The administrator of the competition Kiri Nichol has posted some very useful insights into the performance of the algorithm on the private, test dataset. As stated on the competition forum, an ingenious Dutch forger Han van Meegeren was slipped into the test set in order to better understand how good the model is at extracting painters’ unique styles. The forger has replicated some of the world’s most famous artists’ work, including the paintings of Johannes Vermeer. Below is a pairwise comparison table of my best submission’s predictions for van Meegeren and Vermeer examples from the test set. Based on the model’s predictions it can be seen that Vermeer’s paintings are indeed more similar to each other than van Meegeren’s paintings are to Vermeer’s paintings. It can also be seen that Vermeer’s paintings are more similar to each other than van Meegeren’s paintings are to each other, due to van Meegeren forging paintings in the style of several different artists.
Another really valuable insight concerns the extrapolation of the model to artists that were not seen during training. The results are given in the form of AUC of my final submission for two different groups of instances from the test set. The first group consists of pairs of images whose painters were present in the training set: 0.94218 AUC and the second one is composed of pairs whose artists haven’t been seen by the model before: 0.82509 AUC.
Based on the results of the competition it can be concluded that convolutional neural networks are able to decompose artwork images’ visual space based on their painters unique style. The bad news is that the described algorithm is not good at extrapolating to unfamiliar artists. This is largely due to the fact that same identity verification is calculated directly from the two class distribution vectors.
Which tools did you use?
All of the code was written in Python and the most important libraries that were used are Keras (with Theano backend), NumPy and scikit-learn.
What was the run time for both training and prediction of your winning solution?
Training of the final ConvNet took a bit more than 4 days on a single GeForce GTX TITAN X GPU, prediction of the artists for 23817 test images took around 15 minutes and the time needed for calculating the inner products for 22M submission pairs was negligible compared to the training times.
Words of wisdom
What have you taken away from this competition?
As my first Kaggle competition this was an excellent learning experience and since I’m planning to continue the work as my upcoming master’s degree thesis it was also a great opportunity for me to gain more knowledge about possible pitfalls and challenges in the domain.
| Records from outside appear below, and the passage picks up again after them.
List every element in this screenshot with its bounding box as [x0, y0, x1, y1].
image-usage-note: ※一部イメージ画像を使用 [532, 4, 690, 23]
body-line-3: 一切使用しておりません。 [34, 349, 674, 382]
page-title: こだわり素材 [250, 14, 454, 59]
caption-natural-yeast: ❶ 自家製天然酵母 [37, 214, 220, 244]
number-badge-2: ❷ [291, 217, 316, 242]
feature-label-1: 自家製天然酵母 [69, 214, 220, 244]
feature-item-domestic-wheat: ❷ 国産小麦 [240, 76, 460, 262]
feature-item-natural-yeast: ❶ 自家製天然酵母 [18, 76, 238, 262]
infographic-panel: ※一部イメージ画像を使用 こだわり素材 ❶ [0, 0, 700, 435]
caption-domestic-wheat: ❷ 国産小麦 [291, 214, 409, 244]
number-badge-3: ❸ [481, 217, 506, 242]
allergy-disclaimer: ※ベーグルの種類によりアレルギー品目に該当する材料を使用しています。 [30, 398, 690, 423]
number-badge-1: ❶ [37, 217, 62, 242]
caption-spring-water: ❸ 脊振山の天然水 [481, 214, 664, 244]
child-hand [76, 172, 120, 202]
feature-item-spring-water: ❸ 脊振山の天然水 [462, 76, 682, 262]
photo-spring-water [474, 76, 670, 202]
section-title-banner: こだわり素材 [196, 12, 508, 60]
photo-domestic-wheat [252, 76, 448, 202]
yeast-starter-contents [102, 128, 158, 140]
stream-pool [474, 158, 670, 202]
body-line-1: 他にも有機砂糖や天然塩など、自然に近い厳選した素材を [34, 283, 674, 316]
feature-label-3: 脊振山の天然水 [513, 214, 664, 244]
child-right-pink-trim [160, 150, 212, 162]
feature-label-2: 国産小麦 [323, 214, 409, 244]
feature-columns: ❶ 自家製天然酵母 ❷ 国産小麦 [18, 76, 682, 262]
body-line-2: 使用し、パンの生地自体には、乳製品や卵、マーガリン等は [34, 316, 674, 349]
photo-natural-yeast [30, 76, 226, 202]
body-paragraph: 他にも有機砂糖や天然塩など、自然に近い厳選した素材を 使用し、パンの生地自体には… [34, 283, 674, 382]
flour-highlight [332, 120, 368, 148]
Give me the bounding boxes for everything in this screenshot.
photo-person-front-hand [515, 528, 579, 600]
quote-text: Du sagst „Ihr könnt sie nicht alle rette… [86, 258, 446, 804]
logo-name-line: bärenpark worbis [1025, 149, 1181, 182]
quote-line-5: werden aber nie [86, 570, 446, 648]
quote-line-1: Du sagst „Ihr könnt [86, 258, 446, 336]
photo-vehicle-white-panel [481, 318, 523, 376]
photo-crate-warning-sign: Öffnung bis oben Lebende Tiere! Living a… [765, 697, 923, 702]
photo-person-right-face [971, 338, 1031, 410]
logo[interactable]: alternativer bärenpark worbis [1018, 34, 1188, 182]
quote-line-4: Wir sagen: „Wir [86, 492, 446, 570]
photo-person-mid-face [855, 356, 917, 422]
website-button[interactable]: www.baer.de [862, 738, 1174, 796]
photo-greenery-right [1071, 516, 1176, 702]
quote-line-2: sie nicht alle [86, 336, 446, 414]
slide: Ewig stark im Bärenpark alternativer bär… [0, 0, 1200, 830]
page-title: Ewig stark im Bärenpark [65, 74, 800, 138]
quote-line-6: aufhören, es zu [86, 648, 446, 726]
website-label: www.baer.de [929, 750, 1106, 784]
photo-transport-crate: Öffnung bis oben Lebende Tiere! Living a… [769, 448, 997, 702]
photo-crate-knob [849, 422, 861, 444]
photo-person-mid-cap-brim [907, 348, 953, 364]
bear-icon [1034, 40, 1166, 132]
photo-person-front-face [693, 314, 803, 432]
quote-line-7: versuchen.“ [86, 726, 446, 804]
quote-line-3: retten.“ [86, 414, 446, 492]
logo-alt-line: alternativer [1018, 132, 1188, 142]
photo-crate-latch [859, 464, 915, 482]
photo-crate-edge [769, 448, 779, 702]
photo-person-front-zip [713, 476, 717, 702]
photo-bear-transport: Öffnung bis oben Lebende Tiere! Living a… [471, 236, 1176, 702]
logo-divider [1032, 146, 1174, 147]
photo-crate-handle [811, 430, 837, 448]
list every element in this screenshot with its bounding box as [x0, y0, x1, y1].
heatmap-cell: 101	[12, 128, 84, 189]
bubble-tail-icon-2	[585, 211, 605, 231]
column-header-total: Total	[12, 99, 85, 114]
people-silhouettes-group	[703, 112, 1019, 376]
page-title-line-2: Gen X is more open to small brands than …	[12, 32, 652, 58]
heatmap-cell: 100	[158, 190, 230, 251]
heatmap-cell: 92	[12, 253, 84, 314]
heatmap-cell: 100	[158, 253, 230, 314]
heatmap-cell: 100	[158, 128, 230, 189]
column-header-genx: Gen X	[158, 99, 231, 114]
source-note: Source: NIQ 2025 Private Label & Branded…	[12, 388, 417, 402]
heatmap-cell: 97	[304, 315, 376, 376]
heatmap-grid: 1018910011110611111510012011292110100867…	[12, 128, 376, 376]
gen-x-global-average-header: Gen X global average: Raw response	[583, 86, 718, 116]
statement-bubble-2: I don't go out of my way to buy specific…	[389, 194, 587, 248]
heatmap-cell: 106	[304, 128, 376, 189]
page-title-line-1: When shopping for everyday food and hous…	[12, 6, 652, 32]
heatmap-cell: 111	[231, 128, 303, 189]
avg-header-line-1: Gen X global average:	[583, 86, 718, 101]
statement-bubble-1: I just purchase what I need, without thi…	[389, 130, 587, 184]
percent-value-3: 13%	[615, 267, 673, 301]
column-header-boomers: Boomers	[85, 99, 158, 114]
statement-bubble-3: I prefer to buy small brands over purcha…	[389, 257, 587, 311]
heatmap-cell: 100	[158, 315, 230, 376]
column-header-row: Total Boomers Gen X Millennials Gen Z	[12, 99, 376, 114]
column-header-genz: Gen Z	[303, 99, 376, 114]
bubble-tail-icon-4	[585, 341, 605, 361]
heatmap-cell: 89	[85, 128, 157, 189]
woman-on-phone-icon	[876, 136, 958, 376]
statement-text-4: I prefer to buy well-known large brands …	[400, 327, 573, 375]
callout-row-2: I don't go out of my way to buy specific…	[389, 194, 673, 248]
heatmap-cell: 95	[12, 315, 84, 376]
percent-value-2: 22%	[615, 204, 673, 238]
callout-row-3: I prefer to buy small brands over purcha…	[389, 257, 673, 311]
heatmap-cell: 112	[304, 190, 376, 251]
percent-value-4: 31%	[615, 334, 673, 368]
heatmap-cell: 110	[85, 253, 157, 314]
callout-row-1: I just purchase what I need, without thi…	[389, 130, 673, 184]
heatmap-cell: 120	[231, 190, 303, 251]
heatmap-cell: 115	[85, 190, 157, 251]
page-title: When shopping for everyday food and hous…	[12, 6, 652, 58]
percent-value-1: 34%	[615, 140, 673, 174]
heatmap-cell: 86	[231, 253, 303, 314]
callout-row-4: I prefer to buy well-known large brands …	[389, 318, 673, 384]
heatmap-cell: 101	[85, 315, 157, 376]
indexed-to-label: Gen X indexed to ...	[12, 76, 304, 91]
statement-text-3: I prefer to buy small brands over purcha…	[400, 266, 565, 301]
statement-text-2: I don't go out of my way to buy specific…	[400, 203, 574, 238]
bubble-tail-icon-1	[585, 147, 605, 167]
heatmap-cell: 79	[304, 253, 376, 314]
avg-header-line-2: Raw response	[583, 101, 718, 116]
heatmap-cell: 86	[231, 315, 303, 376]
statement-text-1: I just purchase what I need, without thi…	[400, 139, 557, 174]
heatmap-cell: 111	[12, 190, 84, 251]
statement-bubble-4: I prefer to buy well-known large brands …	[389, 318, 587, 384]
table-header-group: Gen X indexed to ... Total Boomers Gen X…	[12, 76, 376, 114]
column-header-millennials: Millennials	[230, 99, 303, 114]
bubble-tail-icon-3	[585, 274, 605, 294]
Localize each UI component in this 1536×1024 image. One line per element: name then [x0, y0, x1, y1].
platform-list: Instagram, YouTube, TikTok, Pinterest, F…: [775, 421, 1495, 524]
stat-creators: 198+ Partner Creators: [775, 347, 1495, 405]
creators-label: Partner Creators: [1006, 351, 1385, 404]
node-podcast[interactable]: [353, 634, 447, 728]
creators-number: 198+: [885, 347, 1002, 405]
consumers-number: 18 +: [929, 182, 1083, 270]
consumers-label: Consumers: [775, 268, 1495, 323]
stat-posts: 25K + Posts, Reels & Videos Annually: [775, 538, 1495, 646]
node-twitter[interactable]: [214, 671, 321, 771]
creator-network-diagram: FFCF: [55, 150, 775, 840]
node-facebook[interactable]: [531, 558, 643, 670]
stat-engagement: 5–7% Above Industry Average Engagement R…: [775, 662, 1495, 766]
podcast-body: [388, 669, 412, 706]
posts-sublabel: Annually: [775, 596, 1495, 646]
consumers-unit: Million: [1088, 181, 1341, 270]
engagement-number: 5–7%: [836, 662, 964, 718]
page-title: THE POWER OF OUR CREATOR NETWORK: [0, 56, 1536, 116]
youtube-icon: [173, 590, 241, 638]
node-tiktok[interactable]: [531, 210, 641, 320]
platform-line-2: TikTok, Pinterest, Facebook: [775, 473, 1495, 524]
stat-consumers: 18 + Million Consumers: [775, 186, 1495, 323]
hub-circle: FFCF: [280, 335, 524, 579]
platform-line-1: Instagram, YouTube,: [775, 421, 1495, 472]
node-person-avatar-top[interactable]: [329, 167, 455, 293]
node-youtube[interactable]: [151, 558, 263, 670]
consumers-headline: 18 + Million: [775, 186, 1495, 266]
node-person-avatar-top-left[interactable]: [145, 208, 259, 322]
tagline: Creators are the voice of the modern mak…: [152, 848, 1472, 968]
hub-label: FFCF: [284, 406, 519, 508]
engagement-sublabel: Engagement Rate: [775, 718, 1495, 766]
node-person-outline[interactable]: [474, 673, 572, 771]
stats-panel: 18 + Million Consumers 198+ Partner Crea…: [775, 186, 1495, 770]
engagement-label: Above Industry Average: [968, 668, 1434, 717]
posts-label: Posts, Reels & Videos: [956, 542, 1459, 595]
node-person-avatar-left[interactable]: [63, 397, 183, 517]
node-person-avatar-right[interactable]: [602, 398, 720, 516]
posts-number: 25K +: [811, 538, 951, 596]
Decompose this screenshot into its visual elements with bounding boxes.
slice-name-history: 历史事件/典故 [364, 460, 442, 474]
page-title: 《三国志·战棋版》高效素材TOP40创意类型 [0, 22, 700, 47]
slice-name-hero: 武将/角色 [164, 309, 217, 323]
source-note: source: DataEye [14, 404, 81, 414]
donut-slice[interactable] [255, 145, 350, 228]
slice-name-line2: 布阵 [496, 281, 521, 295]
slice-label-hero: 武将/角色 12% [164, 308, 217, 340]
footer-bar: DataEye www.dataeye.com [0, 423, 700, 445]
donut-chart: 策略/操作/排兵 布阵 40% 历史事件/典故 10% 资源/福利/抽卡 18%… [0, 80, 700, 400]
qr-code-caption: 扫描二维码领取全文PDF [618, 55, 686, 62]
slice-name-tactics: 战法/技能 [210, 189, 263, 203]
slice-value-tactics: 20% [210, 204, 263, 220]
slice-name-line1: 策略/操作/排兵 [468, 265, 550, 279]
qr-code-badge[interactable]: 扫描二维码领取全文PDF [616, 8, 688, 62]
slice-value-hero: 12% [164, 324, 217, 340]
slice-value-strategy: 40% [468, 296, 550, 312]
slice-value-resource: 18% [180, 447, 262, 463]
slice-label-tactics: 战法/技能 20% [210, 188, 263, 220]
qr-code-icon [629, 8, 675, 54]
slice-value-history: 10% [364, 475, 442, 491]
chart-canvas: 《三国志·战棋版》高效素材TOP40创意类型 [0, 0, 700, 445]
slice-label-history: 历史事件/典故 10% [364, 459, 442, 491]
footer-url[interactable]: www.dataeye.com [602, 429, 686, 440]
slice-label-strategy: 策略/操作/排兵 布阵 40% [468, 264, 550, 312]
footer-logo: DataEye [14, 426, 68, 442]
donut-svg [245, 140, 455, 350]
From this point forward my main focus will be on achieving better generalization by training an end-to-end metric learning technique called siamese network that was only briefly mentioned above.
At this point I would also like to thank Niko Colnerič, Tomaž Hočevar, Blaž Zupan, Jure Žbontar and other members of the Bioinformatics Laboratory from University of Ljubljana for their help and provision of the infrastructure.
Do you have any advice for those just getting started in data science?
I think that in order to really understand how something works, one has to implement it. This is especially important at the beginning, since one has no related knowledge to associate new reasonings to. So start by implementing simple algorithms and use those to create submissions for Getting Started competitions.
Just for fun
What is your dream job?
Working as a data scientist in a diverse domain and with people from whom I can learn a lot.
Bio
Nejc Ilenič is currently an MSc student in computer science at University of Ljubljana, Slovenia. After graduation he aspires to pursue a career as a data scientist.